Authors:
(1) Pietro Saggese, Complexity Science Hub Vienna (CSH);
(2) Esther Segalla, Oesterreichische Nationalbank (OeNB);
(3) Michael Sigmund, Oesterreichische Nationalbank (OeNB);
(4) Burkhard Raunig, Oesterreichische Nationalbank (OeNB);
(5) Felix Zangerl, Austrian Financial Market Authority (FMA);
(6) Bernhard Haslhofer, Complexity Science Hub Vienna (CSH).
Appendix A. Supplemental material
In this work, we investigate 24 VASPs registered with the Austrian Financial Market Authority (FMA) at the end of 2022. We aim to provide an empirical approach to assess their solvency status, by measuring their cryptoasset holdings across time and distributed ledgers. To do so, we cross-reference data from three distinct sources: publicly auditable cryptoasset wallets, balance sheet data from the commercial register, and information from supervisory entities. We begin by describing the financial services they offer, the virtual assets they support, and compare them to conventional financial intermediaries. Their core financial activity can be compared to money exchanges, brokers, and funds, rather than to commercial banks. Furthermore, we provide regulatory data insights showing that their yearly incoming and outgoing transaction volume in 2022 amounted to 2 billion EUR for around 1.8 million users.
Next, we implement address clustering algorithms and entity identification techniques to reconstruct their cryptoasset flows on the Bitcoin and Ethereum blockchains and compare their net positions to balance sheet data from the commercial register. We focus on four VASPs for which we could gather information both on their cryptoasset transactions and balance sheets. These four entities cover around 99% of the Austrian VASP transaction volumes measured in total assets. With our approach, we find proof, for two VASPs out of four, that they control enough assets to fulfill liabilities and obligations against customers, i.e., they meet the capital requirements, while we could not collect enough data for the remaining two.
Then we discuss the data collection-related issues and suggest solutions towards better assessing a VASP solvency. In particular, we remark that any entity in charge of auditing requires proof that a VASP actually controls the funds associated with its on-chain wallets. It is also important that a VASP reports fiat and crypto asset and liability positions, broken down by asset types at a reasonable frequency.
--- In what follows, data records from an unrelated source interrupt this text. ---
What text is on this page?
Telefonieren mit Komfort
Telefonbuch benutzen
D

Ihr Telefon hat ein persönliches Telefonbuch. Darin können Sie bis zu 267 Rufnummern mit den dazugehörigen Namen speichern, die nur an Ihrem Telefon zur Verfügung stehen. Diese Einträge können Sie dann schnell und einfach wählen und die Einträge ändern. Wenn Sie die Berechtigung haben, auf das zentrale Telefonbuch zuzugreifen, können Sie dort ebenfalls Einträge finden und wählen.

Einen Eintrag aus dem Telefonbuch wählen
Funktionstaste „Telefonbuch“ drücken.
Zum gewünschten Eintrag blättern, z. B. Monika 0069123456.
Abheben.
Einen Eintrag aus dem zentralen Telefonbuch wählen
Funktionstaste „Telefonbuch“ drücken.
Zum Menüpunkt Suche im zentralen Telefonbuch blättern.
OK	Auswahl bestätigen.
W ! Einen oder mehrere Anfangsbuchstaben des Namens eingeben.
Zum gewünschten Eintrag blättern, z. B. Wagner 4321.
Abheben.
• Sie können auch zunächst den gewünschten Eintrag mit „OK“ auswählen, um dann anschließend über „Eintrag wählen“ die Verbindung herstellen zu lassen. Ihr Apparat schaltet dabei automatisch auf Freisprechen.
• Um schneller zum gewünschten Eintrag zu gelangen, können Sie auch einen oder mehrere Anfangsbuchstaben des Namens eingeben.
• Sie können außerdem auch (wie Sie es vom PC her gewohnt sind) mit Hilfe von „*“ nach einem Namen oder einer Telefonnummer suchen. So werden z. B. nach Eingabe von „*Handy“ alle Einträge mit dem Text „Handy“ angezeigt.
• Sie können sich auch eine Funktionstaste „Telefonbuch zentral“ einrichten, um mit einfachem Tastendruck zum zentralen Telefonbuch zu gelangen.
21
In conclusion, our approach highlights the need to address the identified data gaps in the current data collection process and provides a starting point for developing more effective strategies to systematically assess the solvency status of virtual asset service providers.
The authors declare that they have no known competing financial interests or personal relationships that could have appeared to influence the work reported in this paper.